Sovyet Yurtseveri A. Zinoviev’in Anısına
Felixs Gorelik
Mayıs ayının güzel günleri dünyaca ünlü bilim adamı, yazar-mizahçı, 40′ı aşkın
kitabın yazarı Aleksandr Zinoviev’in ölüm haberiyle acılaştı. Artık televizyonda
bile olsa onun yüzünü göremeyeceğiz, gazetelerde onunla yapılan röportajları
okuyamayacağız, yeni kitaplarını okuyamayacağız. Rusya devlet televizyonunun 1.
kanalı onun hakkında çok sınırlı olarak bazı bilgiler yayınladı. Zinovyev
yazdığı “Esneyen Tepeler” adlı Brejnev dönemini tiye alan mizah kitabı yüzünden
SSCB’den sürülmüştü. 1. Kanal’ın belirttiğine göre Zinoviev uzun yıllar Batı’da
yaşamış ve “komünizmin çöküşünden” sonra Rusya’ya dönmüştü ve burada
üniversitede ders vermeye başlamıştı. Moskova Devlet Üniversitesi rektörü
Sadovnichev şöyle diyordu: “Zinoviev incelenmesi gereken koca bir miras
bıraktı”. Ve işte böyle. Tv kanalı esas konu hakkında hiç bir şey söylemedi.
Ölen kişi SSCB’nin kendini adamış bir savunucusuydu. Onu katı hükümlere dayanan
açıklamaları şanlı ve kahramanca tarihimizin üzerine günlük olarak pislik ve çöp
yığmayı iş edinmiş SSCB’nin mezar kazıcılarının yalanlarını havaya uçurmuştu.
A. Zinovyev heyecanlı bir adamdı, her türden haksızlık karşısında hoşgörüsüzdü.
Yaşamı boyunca türlü arayışlar ve aldanışlar içinden olgunlaşarak çıkmıştı.
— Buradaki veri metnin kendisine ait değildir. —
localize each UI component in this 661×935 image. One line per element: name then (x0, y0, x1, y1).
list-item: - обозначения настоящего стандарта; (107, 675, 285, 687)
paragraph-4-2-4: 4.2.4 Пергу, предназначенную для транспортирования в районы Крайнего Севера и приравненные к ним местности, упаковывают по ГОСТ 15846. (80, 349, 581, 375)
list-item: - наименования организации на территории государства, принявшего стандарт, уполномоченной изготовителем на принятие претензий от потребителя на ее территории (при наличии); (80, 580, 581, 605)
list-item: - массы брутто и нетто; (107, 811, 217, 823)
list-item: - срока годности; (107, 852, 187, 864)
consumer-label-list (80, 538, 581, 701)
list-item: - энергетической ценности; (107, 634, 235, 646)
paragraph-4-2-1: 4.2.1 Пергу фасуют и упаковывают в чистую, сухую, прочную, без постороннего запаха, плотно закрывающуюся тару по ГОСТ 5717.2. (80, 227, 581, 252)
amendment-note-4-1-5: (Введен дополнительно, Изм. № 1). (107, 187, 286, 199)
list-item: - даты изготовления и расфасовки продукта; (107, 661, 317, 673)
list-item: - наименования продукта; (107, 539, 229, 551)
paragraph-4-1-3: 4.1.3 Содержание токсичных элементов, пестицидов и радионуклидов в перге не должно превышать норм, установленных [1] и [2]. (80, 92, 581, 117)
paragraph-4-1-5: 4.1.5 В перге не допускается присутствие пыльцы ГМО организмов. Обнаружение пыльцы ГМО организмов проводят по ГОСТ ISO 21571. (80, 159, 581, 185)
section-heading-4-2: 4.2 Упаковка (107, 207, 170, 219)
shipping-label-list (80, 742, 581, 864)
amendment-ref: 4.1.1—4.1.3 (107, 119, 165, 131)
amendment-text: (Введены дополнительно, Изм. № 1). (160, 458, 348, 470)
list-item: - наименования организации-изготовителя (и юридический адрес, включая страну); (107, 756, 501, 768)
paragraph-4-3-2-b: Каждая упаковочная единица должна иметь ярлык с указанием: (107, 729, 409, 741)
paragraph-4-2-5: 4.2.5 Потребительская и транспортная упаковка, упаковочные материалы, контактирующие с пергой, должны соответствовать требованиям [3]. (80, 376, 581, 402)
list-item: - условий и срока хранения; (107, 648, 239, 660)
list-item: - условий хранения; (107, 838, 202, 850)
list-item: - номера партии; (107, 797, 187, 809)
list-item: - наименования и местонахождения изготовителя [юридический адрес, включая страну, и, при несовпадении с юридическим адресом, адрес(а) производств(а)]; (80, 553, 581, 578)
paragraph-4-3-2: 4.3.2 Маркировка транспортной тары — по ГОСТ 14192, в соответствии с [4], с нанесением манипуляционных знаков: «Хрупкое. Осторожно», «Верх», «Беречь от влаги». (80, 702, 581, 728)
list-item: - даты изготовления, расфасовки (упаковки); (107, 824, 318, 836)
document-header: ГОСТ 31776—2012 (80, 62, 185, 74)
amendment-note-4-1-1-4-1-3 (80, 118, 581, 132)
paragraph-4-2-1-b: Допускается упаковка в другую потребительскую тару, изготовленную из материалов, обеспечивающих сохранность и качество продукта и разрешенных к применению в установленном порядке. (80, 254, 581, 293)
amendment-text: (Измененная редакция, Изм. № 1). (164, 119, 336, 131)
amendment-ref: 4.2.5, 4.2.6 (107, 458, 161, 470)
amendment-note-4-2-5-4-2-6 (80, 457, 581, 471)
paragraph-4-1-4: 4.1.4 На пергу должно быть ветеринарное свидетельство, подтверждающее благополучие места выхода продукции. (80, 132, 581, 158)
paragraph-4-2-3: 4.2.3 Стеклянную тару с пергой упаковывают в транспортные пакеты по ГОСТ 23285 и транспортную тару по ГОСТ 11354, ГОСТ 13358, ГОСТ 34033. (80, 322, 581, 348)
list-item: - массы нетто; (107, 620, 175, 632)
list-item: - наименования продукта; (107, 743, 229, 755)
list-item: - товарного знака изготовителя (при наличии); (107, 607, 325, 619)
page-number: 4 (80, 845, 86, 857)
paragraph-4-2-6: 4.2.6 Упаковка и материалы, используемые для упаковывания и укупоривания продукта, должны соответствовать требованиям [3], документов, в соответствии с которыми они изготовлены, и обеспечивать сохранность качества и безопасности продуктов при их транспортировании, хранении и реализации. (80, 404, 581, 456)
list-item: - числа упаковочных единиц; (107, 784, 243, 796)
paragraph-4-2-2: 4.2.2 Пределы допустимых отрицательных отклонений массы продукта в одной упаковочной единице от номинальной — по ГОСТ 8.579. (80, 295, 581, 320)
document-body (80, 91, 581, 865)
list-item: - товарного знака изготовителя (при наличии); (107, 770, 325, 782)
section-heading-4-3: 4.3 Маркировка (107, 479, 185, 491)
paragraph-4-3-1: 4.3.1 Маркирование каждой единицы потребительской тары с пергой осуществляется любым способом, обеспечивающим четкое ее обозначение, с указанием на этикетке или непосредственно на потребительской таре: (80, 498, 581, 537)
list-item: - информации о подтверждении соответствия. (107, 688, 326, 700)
Gençliğinde gerçekten de Stalin’e karşı suikast düzenlemeye çalışan bir grubun
üyesi olmuştu ve sadece bir mucize sayesinde tutuklanmaktan kurtulmuştu. Evet
gerçekten de eserlerinde toplumumuzun kusurlarını yaramazca gülünçleştirmişti,
ülke dışındaki muhalif olarak böyle davranmaya zorlanmıştı. Yine de, Batıda 20
yıl yaşadıktan sonra, A. Zinovyev kapitalist toplumun yamyamca doğasına ikna
oldu ve 1917 devrimi ve SSCB’de sosyalizmin kuruluşuna büyük bir değer vermeye
ve bunun üzerinde ciddi olarak düşünmeye başladı. SSCB’nin ölümünü kişisel bir
trajedi olarak yaşadı ve sahte-demokratlar -günümüzün bu Goebbels’leri-
tarafından yaratılan yalanlar sistemini boşa çıkarmak için bütün fırsatları
değerlendirdi.
A. Puşkov’un TVC kanalındaki Postscript programında verdiği son tv röportajında,
A. Zinovyev Putin’in kapitalist Rusya’sını şöyle tanımladı: “Güçlü bir Rusya
değil bu. Eskiden öyleydi ama bir daha asla öyle olmayacak. Rusya’ya özel bir
vahşilikle davrandılar. Rusya’yı yapay olarak öldürdüler. Onu uzun zamandır
öldürmeye koyulmuştu bunlar. Onu öldürdüler çünkü belli bir noktada çok büyük
bir devrimci dönüşüm yarattı. Onu öldürdüler çünkü Sovyet döneminde başarılan
bazı şeyler, tarihte daha önce hiç başarılmamış olan şeylerdi.”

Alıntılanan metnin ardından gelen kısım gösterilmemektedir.